他的手指虚按在陆青弦眉心,闭目感应。片刻后,他睁开眼,眼中闪过一丝震惊与更深的阴沉。
“果然是禁术!”鬼帝的声音带着压抑的怒火,“景淳这疯子!他不仅吸食生魂、炼化煞气,如今竟连鬼族同源的法力也敢直接吞噬!他修炼的‘万煞噬魂诀’,已经彻底走上了邪道巅峰,毫无顾忌了!”
杨序舟心头沉重:“我只知他们吸食魂魄和煞气,没想到对鬼的本源也能……”
“一开弓就没有回头箭。”鬼帝收回手,面色凝重得可怕,“这禁术一旦开始,就如同上瘾,需要不断吞噬更强大、更精纯的魂力或法力来维持提升,否则便会遭到反噬。他吸了青弦的冰狱鬼气,尝到了甜头,绝不会罢手。接下来,他很可能继续猎杀鬼域的高阶鬼族,甚至……冒险袭击鬼城,吞噬更庞大的鬼气源泉。照此下去,不用多久,他的实力会膨胀到我们都难以制衡的地步。”
焚煞鬼君闻言,绝美的脸上也布满寒霜:“必须尽快找到他,在他酿成大祸之前,将其诛灭!”
鬼帝点点头,目光重新落回陆青弦苍白的脸上,叹了口气:“当务之急,是先保住青弦。她的情况很糟,本源受损,又被蚀魂煞侵染,寻常丹药和法术已难起效。”
杨序舟立刻追问:“那这万鬼池……能救她吗?”他看向旁边那翻滚着磅礴能量的池子。
“没有十足把握,”鬼帝坦诚道,眉宇间带着忧色,“万鬼池中凝聚的,是最为精纯的万年鬼气本源,或许能滋养她的鬼体,补充损耗,甚至对抗那股蚀魂煞。但过程会极其痛苦,且存在风险,若她自身意志不够坚定,或鬼体承受不住池中能量的冲击,可能会适得其反。但……这是目前唯一的希望了。
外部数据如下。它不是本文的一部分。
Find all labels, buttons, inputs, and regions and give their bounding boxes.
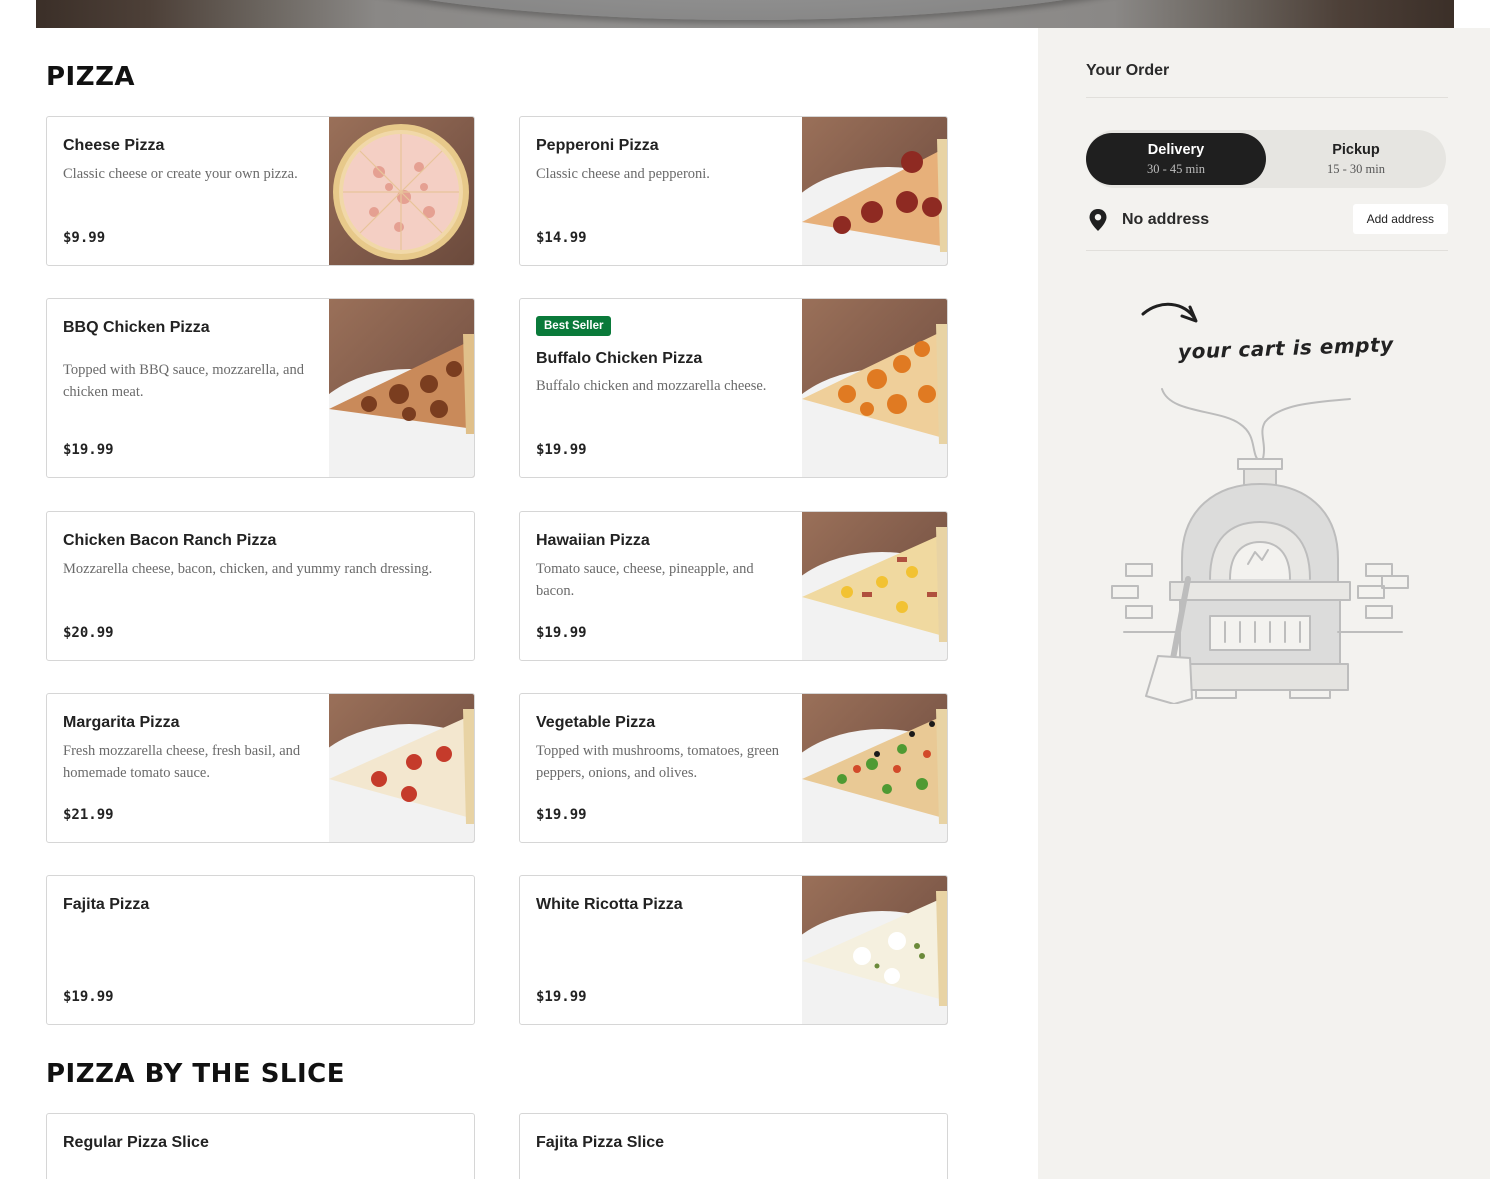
pizza-oven-illustration bbox=[1110, 294, 1430, 709]
fulfillment-toggle: Delivery 30 - 45 min Pickup 15 - 30 min bbox=[1086, 130, 1446, 188]
item-name: Cheese Pizza bbox=[63, 137, 165, 154]
section-title-pizza: PIZZA bbox=[46, 62, 136, 92]
item-name: BBQ Chicken Pizza bbox=[63, 319, 210, 336]
item-name: Hawaiian Pizza bbox=[536, 532, 650, 549]
menu-item-pepperoni-pizza[interactable]: Pepperoni Pizza Classic cheese and peppe… bbox=[519, 116, 948, 266]
item-price: $21.99 bbox=[63, 807, 114, 823]
item-name: Pepperoni Pizza bbox=[536, 137, 659, 154]
delivery-label: Delivery bbox=[1147, 142, 1205, 158]
divider bbox=[1086, 250, 1448, 251]
item-price: $19.99 bbox=[63, 442, 114, 458]
item-name: White Ricotta Pizza bbox=[536, 896, 683, 913]
menu-item-margarita-pizza[interactable]: Margarita Pizza Fresh mozzarella cheese,… bbox=[46, 693, 475, 843]
menu-item-chicken-bacon-ranch-pizza[interactable]: Chicken Bacon Ranch Pizza Mozzarella che… bbox=[46, 511, 475, 661]
address-label: No address bbox=[1122, 211, 1210, 228]
item-price: $14.99 bbox=[536, 230, 587, 246]
margarita-slice-photo bbox=[329, 694, 474, 842]
pickup-time: 15 - 30 min bbox=[1327, 162, 1385, 176]
item-name: Regular Pizza Slice bbox=[63, 1134, 209, 1151]
item-name: Vegetable Pizza bbox=[536, 714, 656, 731]
buffalo-chicken-slice-photo bbox=[802, 299, 947, 477]
item-price: $19.99 bbox=[536, 442, 587, 458]
menu-item-cheese-pizza[interactable]: Cheese Pizza Classic cheese or create yo… bbox=[46, 116, 475, 266]
pickup-label: Pickup bbox=[1332, 142, 1380, 158]
order-title: Your Order bbox=[1086, 62, 1170, 79]
pepperoni-slice-photo bbox=[802, 117, 947, 265]
item-description: Tomato sauce, cheese, pineapple, and bac… bbox=[536, 561, 754, 599]
menu-item-hawaiian-pizza[interactable]: Hawaiian Pizza Tomato sauce, cheese, pin… bbox=[519, 511, 948, 661]
item-name: Buffalo Chicken Pizza bbox=[536, 350, 703, 367]
pickup-option[interactable]: Pickup 15 - 30 min bbox=[1266, 133, 1446, 185]
menu-item-vegetable-pizza[interactable]: Vegetable Pizza Topped with mushrooms, t… bbox=[519, 693, 948, 843]
item-name: Margarita Pizza bbox=[63, 714, 180, 731]
item-price: $19.99 bbox=[536, 625, 587, 641]
delivery-option[interactable]: Delivery 30 - 45 min bbox=[1086, 133, 1266, 185]
menu-item-bbq-chicken-pizza[interactable]: BBQ Chicken Pizza Topped with BBQ sauce,… bbox=[46, 298, 475, 478]
item-price: $19.99 bbox=[536, 807, 587, 823]
hero-banner-image bbox=[36, 0, 1454, 28]
location-pin-icon bbox=[1088, 208, 1108, 237]
item-description: Buffalo chicken and mozzarella cheese. bbox=[536, 378, 767, 394]
item-description: Classic cheese and pepperoni. bbox=[536, 166, 710, 182]
vegetable-slice-photo bbox=[802, 694, 947, 842]
menu-item-fajita-pizza[interactable]: Fajita Pizza $19.99 bbox=[46, 875, 475, 1025]
delivery-time: 30 - 45 min bbox=[1147, 162, 1205, 176]
cheese-pizza-photo bbox=[329, 117, 474, 265]
item-price: $9.99 bbox=[63, 230, 106, 246]
white-ricotta-slice-photo bbox=[802, 876, 947, 1024]
menu-item-regular-pizza-slice[interactable]: Regular Pizza Slice bbox=[46, 1113, 475, 1179]
menu-item-buffalo-chicken-pizza[interactable]: Best Seller Buffalo Chicken Pizza Buffal… bbox=[519, 298, 948, 478]
item-price: $20.99 bbox=[63, 625, 114, 641]
divider bbox=[1086, 97, 1448, 98]
item-name: Fajita Pizza Slice bbox=[536, 1134, 665, 1151]
item-description: Topped with mushrooms, tomatoes, green p… bbox=[536, 743, 780, 781]
item-description: Topped with BBQ sauce, mozzarella, and c… bbox=[63, 362, 304, 400]
item-name: Chicken Bacon Ranch Pizza bbox=[63, 532, 277, 549]
item-name: Fajita Pizza bbox=[63, 896, 150, 913]
item-price: $19.99 bbox=[63, 989, 114, 1005]
address-row: No address Add address bbox=[1086, 204, 1448, 236]
item-description: Classic cheese or create your own pizza. bbox=[63, 166, 298, 182]
order-sidebar: Your Order Delivery 30 - 45 min Pickup 1… bbox=[1038, 28, 1490, 1179]
item-description: Mozzarella cheese, bacon, chicken, and y… bbox=[63, 561, 433, 577]
item-description: Fresh mozzarella cheese, fresh basil, an… bbox=[63, 743, 301, 781]
hawaiian-slice-photo bbox=[802, 512, 947, 660]
menu-item-white-ricotta-pizza[interactable]: White Ricotta Pizza $19.99 bbox=[519, 875, 948, 1025]
section-title-pizza-by-the-slice: PIZZA BY THE SLICE bbox=[46, 1059, 345, 1089]
add-address-button[interactable]: Add address bbox=[1352, 204, 1448, 234]
bbq-chicken-slice-photo bbox=[329, 299, 474, 477]
menu-item-fajita-pizza-slice[interactable]: Fajita Pizza Slice bbox=[519, 1113, 948, 1179]
menu-column: PIZZA Cheese Pizza Classic cheese or cre… bbox=[0, 28, 1038, 1179]
best-seller-badge: Best Seller bbox=[536, 316, 612, 336]
item-price: $19.99 bbox=[536, 989, 587, 1005]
”
杨序舟沉默地看着昏迷中眉头紧蹙、仿佛承受着巨大痛苦的陆青弦。他知道鬼帝说的是实话。
就在这时,杨序舟突然想起了什么。
“鬼帝陛下,”杨序舟开口道,“刚才交手时,景淳身上,沾了我用秘术留下的追踪烙印。以我的精血为引,短时间他应该无法彻底消除。”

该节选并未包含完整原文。